Spryciarze - zadania na tydzień: 06-09.04

SPRYCIARZE
TEMAT TYGODNIA: ZIELONY OGÓRDEK NA OKNIE 
TEMAT DNIA: CEBULA I SZCZYPIOREK 

WTOREK 6.04.2021r. 


Witam się z Wami po kilku dniach przerwy. 
Mam nadzieję, że odpoczęliście i że jesteście gotowi do pracy.
Gotowi? Zaczynamy! Na początek powtórzcie proszę wierszyk z pokazywaniem!

 

Dwie małe rączki klaszczą,
Czasem się pogłaszczą.
W kolanka zastukają
i nóżkami potupają  

 

 

W tym tygodniu będziemy zakładać zielony ogródek na oknie. 

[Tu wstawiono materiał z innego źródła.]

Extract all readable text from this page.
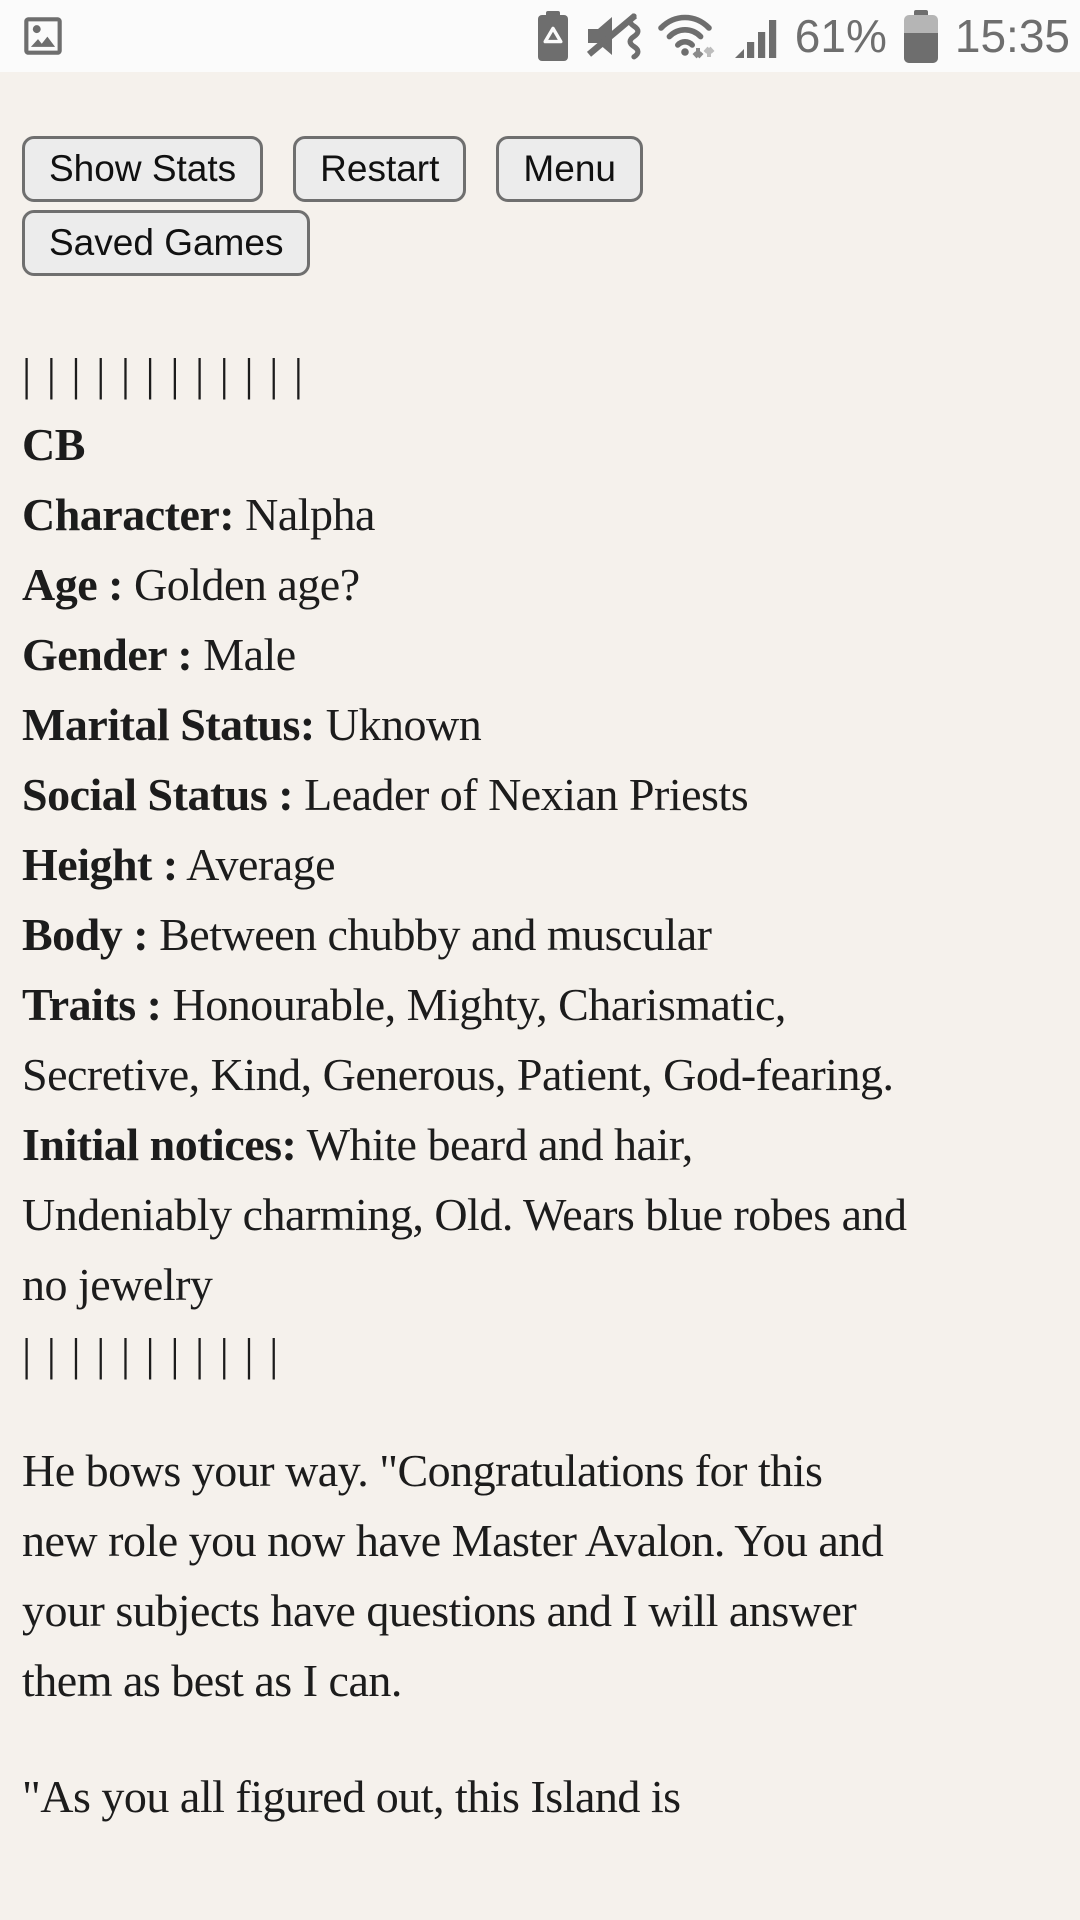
61% 15:35
Show Stats Restart Menu Saved Games
| | | | | | | | | | | |
CB
Character: Nalpha
Age : Golden age?
Gender : Male
Marital Status: Uknown
Social Status : Leader of Nexian Priests
Height : Average
Body : Between chubby and muscular
Traits : Honourable, Mighty, Charismatic, Secretive, Kind, Generous, Patient, God-fearing.
Initial notices: White beard and hair, Undeniably charming, Old. Wears blue robes and no jewelry
| | | | | | | | | | |

He bows your way. "Congratulations for this new role you now have Master Avalon. You and your subjects have questions and I will answer them as best as I can.

"As you all figured out, this Island is
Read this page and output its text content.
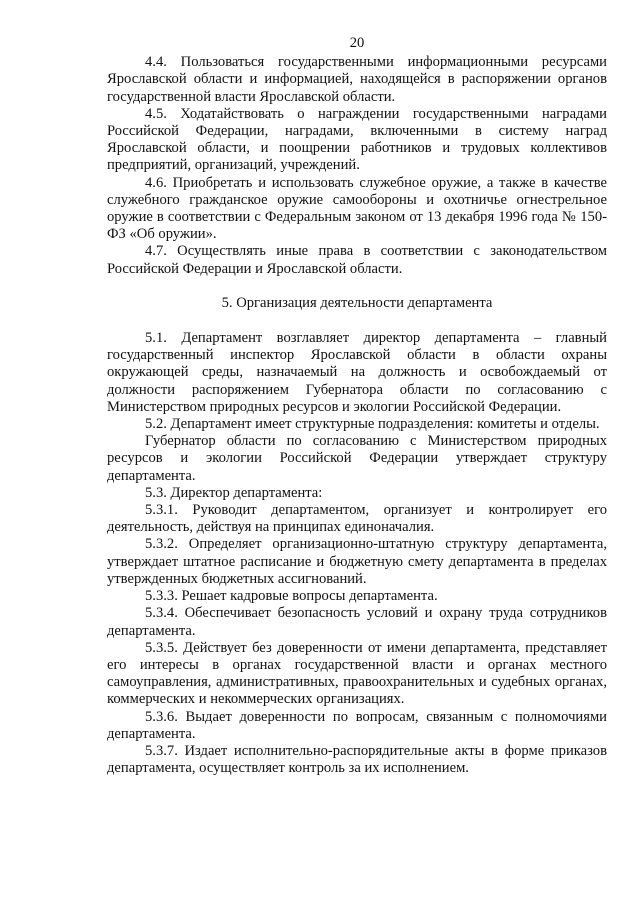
20

4.4. Пользоваться государственными информационными ресурсами Ярославской области и информацией, находящейся в распоряжении органов государственной власти Ярославской области.

4.5. Ходатайствовать о награждении государственными наградами Российской Федерации, наградами, включенными в систему наград Ярославской области, и поощрении работников и трудовых коллективов предприятий, организаций, учреждений.

4.6. Приобретать и использовать служебное оружие, а также в качестве служебного гражданское оружие самообороны и охотничье огнестрельное оружие в соответствии с Федеральным законом от 13 декабря 1996 года № 150-ФЗ «Об оружии».

4.7. Осуществлять иные права в соответствии с законодательством Российской Федерации и Ярославской области.

5. Организация деятельности департамента

5.1. Департамент возглавляет директор департамента – главный государственный инспектор Ярославской области в области охраны окружающей среды, назначаемый на должность и освобождаемый от должности распоряжением Губернатора области по согласованию с Министерством природных ресурсов и экологии Российской Федерации.

5.2. Департамент имеет структурные подразделения: комитеты и отделы.

Губернатор области по согласованию с Министерством природных ресурсов и экологии Российской Федерации утверждает структуру департамента.

5.3. Директор департамента:

5.3.1. Руководит департаментом, организует и контролирует его деятельность, действуя на принципах единоначалия.

5.3.2. Определяет организационно-штатную структуру департамента, утверждает штатное расписание и бюджетную смету департамента в пределах утвержденных бюджетных ассигнований.

5.3.3. Решает кадровые вопросы департамента.

5.3.4. Обеспечивает безопасность условий и охрану труда сотрудников департамента.

5.3.5. Действует без доверенности от имени департамента, представляет его интересы в органах государственной власти и органах местного самоуправления, административных, правоохранительных и судебных органах, коммерческих и некоммерческих организациях.

5.3.6. Выдает доверенности по вопросам, связанным с полномочиями департамента.

5.3.7. Издает исполнительно-распорядительные акты в форме приказов департамента, осуществляет контроль за их исполнением.
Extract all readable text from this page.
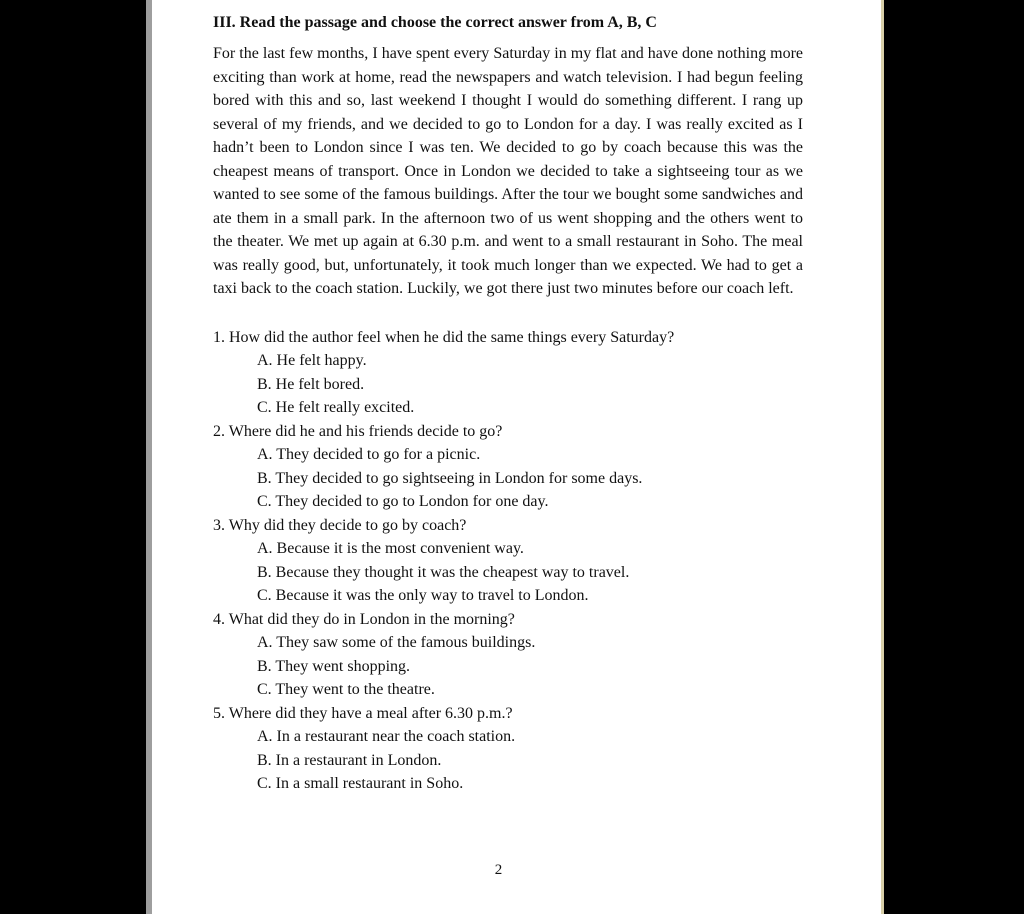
III. Read the passage and choose the correct answer from A, B, C
For the last few months, I have spent every Saturday in my flat and have done nothing more exciting than work at home, read the newspapers and watch television. I had begun feeling bored with this and so, last weekend I thought I would do something different. I rang up several of my friends, and we decided to go to London for a day. I was really excited as I hadn’t been to London since I was ten. We decided to go by coach because this was the cheapest means of transport. Once in London we decided to take a sightseeing tour as we wanted to see some of the famous buildings. After the tour we bought some sandwiches and ate them in a small park. In the afternoon two of us went shopping and the others went to the theater. We met up again at 6.30 p.m. and went to a small restaurant in Soho. The meal was really good, but, unfortunately, it took much longer than we expected. We had to get a taxi back to the coach station. Luckily, we got there just two minutes before our coach left.
1. How did the author feel when he did the same things every Saturday?
A. He felt happy.
B. He felt bored.
C. He felt really excited.
2. Where did he and his friends decide to go?
A. They decided to go for a picnic.
B. They decided to go sightseeing in London for some days.
C. They decided to go to London for one day.
3. Why did they decide to go by coach?
A. Because it is the most convenient way.
B. Because they thought it was the cheapest way to travel.
C. Because it was the only way to travel to London.
4. What did they do in London in the morning?
A. They saw some of the famous buildings.
B. They went shopping.
C. They went to the theatre.
5. Where did they have a meal after 6.30 p.m.?
A. In a restaurant near the coach station.
B. In a restaurant in London.
C. In a small restaurant in Soho.
2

Będziemy sadzić, siać i podlewać.
Czy dacie radę? 



Czego potrzebują rośliny?- określenie, co jest potrzebne roślinom do wzrostu.

 

Rodzic pokazuje dziecku kwiat w doniczce. Razem ze Spryciarzem ustala co jest potrzebne roślinom, żeby mogły rosnąć 

(słońce i deszcz-woda, podłoże – np. ziemia)

A czy Spryciarze wiedzą jakie narzędzia są potrzebne do sadzenia roślin?


Proszę obejrzyjcie ilustracje i spróbujcie nazwać przedmioty widoczne na zdjęciu? Jak  myślicie, co nam się przyda do założenia hodowli cebuli?



Zielony ogródek – roślinka nr 1

 

Wspólnie ustalmy kolejność działań podczas sadzenia cebuli: 
1. wsypanie ziemi do doniczki, 
2. wsadzenie cebuli, 

3. podlanie

4. ustawienie doniczki na parapecie! 

+ Karta pracy str. 20 i kolorowanka (po prawej stronie w obrazkach) :)

 

 

 

 

SPRYCIARZE
TEMAT TYGODNIA: ZIELONY OGÓRDEK NA OKNIE 
TEMAT DNIA: ZAKŁADAMY HODOWLĘ ROŚLIN

ŚRODA 7.04.2021r.

 

Dzień dobry witam Was, na zajęcia przyszedł już czas! 


Dziś zajęcia zaczynamy od krótkiej bajki. 
Rodzice czytajcie głośno, Spryciarze słuchajcie uważnie, będą pytania! 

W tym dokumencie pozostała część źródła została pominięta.